Wednesday 5 March 2008

Creating Stories

I worked yesterday with a school set in the Northamptonshire countryside. A beautiful little village school which has just had a new play area built for the children – all artificial grass and soft tarmac. All the same child-friendly material. The teachers sit in a conservatory which overlooks the play area at break-times. I was lucky again: the secretary had been there exactly seven years. There was cake and chocolates.

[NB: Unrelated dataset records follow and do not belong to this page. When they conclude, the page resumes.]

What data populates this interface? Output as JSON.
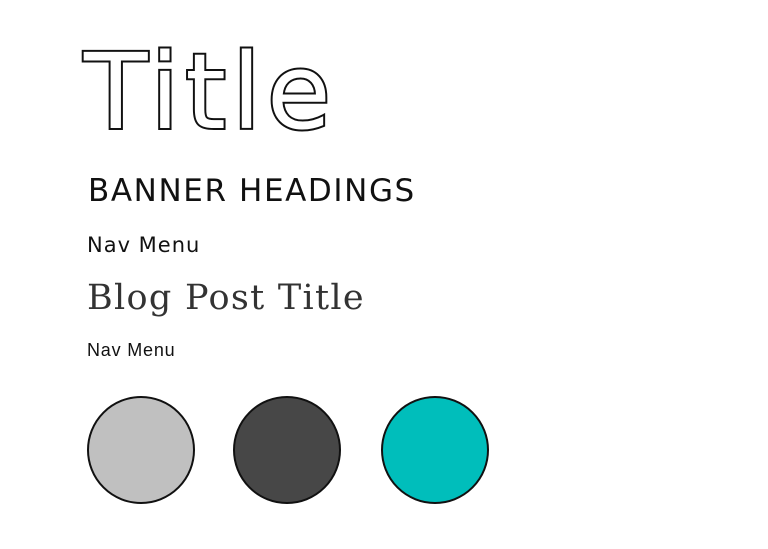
{
  "typography": {
    "title": "Title",
    "banner_heading": "BANNER HEADINGS",
    "nav_menu_large": "Nav Menu",
    "blog_post_title": "Blog Post Title",
    "nav_menu_small": "Nav Menu"
  },
  "palette": {
    "swatches": [
      {
        "color": "#c0c0c0"
      },
      {
        "color": "#474747"
      },
      {
        "color": "#00bebb"
      }
    ]
  }
}
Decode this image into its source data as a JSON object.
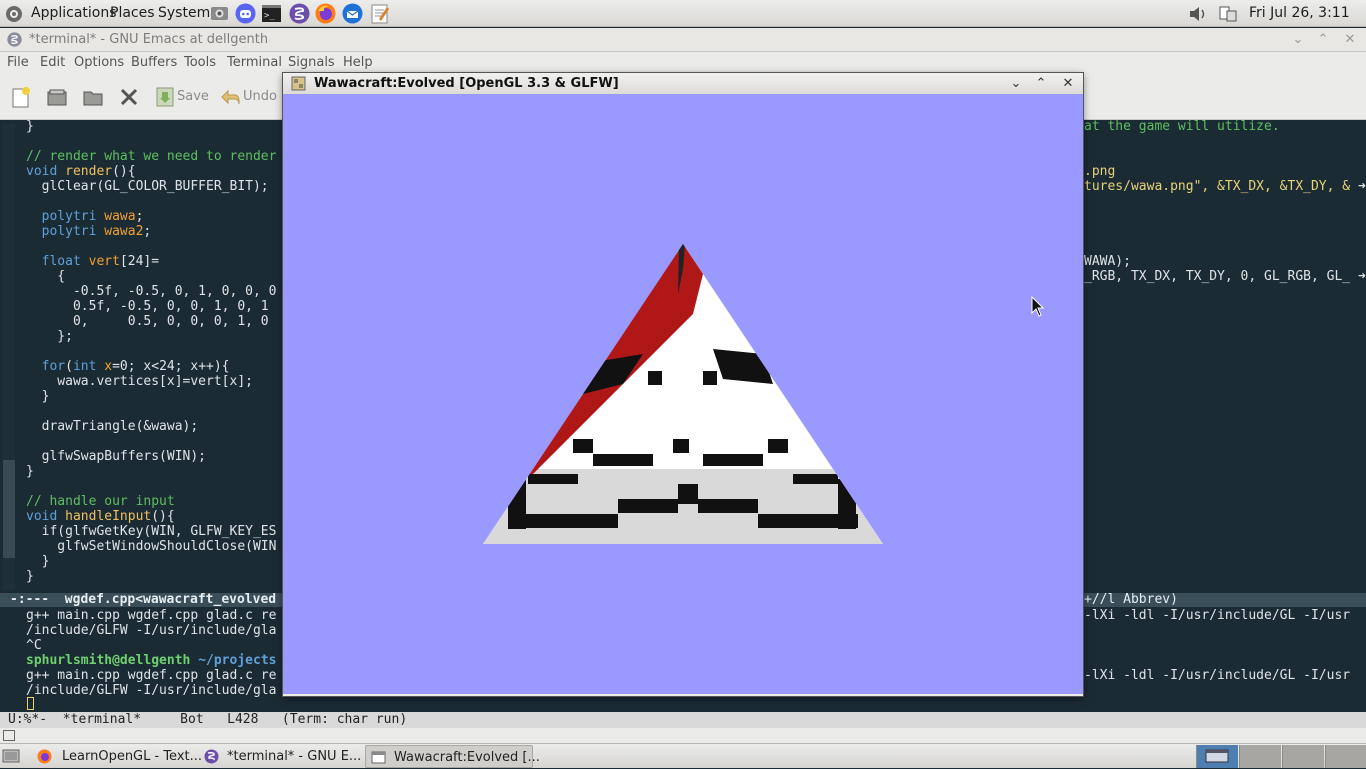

The Headteacher, about my age, was being very brave. She had put two classes together for the day. It was noisy and cramped, but the ideas just flew around. The children were going to spend all day on stories, the Head explained. So, I brought story theory into my talk about “The Lombardy Grotto”. We looked at four archetypal characters: the protagonist, the friend, the enemy and the mentor. We also looked at story structure: inciting incident, growing complications – oops! oh dear, oh, no, crisis, almost resolution, rug pulling, and resolution. I also did a little of “writing with the senses” and related this to Jayne’ experience of chocolate. When I left, each child had two sides of A4 which they could us as a basis for a story.

There was a lovely looking pub over the road. It did serve food. But I didn’t think it would look so good if I went straight there from the school. I drove to the next one, also nice, but not quite so charming. And I sat and watched the characters in the bar, thinking of my own next story.